Haddim değil anlayacağın. Döverler adamı!
Zamanında evden "Gazan mübarek olsun.", "Yolluk aldın mı yanına?", "Varınca ara!" gibi cümlelerle ayrılırdık. Hey gidi günler. Ha, bunlar yeni haberler mi? Değil!
"Deli miyim, neyim ayol?" diye düşünürken aklımda kalan bazı satır başları işte.
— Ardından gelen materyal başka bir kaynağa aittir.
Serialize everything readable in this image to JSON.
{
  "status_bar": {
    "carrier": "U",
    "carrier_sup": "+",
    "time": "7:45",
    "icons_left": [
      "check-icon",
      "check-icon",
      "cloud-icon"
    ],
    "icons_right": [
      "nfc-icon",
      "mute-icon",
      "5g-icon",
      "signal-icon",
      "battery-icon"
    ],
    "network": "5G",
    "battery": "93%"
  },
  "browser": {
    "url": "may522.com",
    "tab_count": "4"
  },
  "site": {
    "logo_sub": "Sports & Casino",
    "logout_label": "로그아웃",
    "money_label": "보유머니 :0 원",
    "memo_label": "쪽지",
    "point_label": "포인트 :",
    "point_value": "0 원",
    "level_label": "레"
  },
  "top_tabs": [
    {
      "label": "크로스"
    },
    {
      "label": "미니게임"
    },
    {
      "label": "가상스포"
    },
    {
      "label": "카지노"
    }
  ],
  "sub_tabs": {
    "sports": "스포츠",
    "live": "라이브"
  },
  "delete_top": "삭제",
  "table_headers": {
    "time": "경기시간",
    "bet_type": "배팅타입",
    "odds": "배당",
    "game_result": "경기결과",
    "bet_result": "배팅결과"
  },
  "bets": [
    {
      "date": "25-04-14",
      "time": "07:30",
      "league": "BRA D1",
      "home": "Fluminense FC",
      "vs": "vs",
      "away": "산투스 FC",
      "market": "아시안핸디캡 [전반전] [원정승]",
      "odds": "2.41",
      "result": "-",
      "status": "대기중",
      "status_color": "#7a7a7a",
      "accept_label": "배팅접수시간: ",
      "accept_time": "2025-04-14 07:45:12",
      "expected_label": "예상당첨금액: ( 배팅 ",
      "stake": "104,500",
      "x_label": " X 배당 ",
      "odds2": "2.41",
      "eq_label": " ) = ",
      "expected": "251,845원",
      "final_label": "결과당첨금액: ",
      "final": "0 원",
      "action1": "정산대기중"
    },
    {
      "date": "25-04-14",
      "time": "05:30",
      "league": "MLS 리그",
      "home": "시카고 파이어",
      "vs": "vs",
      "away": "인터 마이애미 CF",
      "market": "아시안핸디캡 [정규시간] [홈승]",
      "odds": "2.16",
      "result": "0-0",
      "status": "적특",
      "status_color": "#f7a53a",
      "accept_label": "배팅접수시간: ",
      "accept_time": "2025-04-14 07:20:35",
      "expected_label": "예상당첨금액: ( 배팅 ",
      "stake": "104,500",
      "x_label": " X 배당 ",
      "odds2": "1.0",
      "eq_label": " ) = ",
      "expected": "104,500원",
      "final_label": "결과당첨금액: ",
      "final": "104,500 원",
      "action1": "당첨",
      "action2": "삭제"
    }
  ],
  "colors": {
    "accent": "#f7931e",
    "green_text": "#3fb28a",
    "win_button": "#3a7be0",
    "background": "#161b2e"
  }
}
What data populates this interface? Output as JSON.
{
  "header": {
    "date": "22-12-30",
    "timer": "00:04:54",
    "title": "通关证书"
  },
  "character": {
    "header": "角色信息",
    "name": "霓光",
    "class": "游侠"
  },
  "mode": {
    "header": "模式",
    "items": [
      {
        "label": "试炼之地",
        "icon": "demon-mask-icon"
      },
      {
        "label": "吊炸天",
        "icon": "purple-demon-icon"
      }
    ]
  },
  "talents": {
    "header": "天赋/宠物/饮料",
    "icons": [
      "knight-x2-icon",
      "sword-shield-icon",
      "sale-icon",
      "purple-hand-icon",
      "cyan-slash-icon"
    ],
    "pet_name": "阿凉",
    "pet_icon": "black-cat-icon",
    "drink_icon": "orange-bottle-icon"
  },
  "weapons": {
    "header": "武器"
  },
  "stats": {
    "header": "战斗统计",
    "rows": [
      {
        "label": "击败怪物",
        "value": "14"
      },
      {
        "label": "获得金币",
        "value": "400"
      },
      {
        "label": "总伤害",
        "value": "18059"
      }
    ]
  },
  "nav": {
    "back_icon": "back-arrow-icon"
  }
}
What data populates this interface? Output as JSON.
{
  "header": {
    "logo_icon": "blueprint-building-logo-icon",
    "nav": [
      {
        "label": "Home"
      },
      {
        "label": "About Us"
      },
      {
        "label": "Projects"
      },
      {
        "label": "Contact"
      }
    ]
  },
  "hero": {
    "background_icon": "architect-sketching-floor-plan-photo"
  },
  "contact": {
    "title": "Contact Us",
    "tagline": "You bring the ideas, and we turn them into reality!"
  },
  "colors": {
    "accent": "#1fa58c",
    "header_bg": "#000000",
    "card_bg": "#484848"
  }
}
Sorun uyumaktan korkuyor oluşum.
Olaya gelelim. Dün, hayatımda ilk defa kabus içerisinde kabus gördüm. Hayır kabusları da hatırlamıyorum ya! Sadece kabus olduklarını ve son dönemde hayatımda bulunan herkesi içerdiklerini hatırlıyorum. Ha bir de Viyana'dan inanılmaz bir şekilde İstanbul'a bağlanabildiklerini. Tahminimce 5. kez uyandığımda gerçekten uyanmıştım ve "Yok artık ya!" demiştim. Çok pis birşey. Hiç tavsiye etmem.Bir takım olayların ardından İstanbul'a gidip, "Lanet olsun, nasıl döneceğim şimdi?" diye düşünürken uyanıyorum. Koca bir "Oh!" çekiyorum. Sonra başka başka terslikler başıma gelmeye başlıyor. Başım sıkışınca gene uyanıyorum! Zaten 3. uyanışımın (en azından benim öyle sandığım) ardından artık "Oh" da kalmıyor. Mala bağlıyorsun. Arada "Kalkıp yazsam aslında bu gördüklerimi" diye düşünürken Almanca'da "Hochbett" dedikleri yatağımdan inmeye üşenip vazgeçiyorum. Belki gerçekten uyanık bile değildim, kim bilir?! Adeta bir kısır döngü.
Das Hochbett (temsili)
(Aynısından bir tane satmaya çalışıyorum şu an, biri monte diğeri demonte 2 Hochbett var odamda. gerçi konuyla alakası yok)
Şimdi ise ne yapacağımı bilemeden mutfakta oturuyorum. Bildiğin uyumaktan korkuyorum.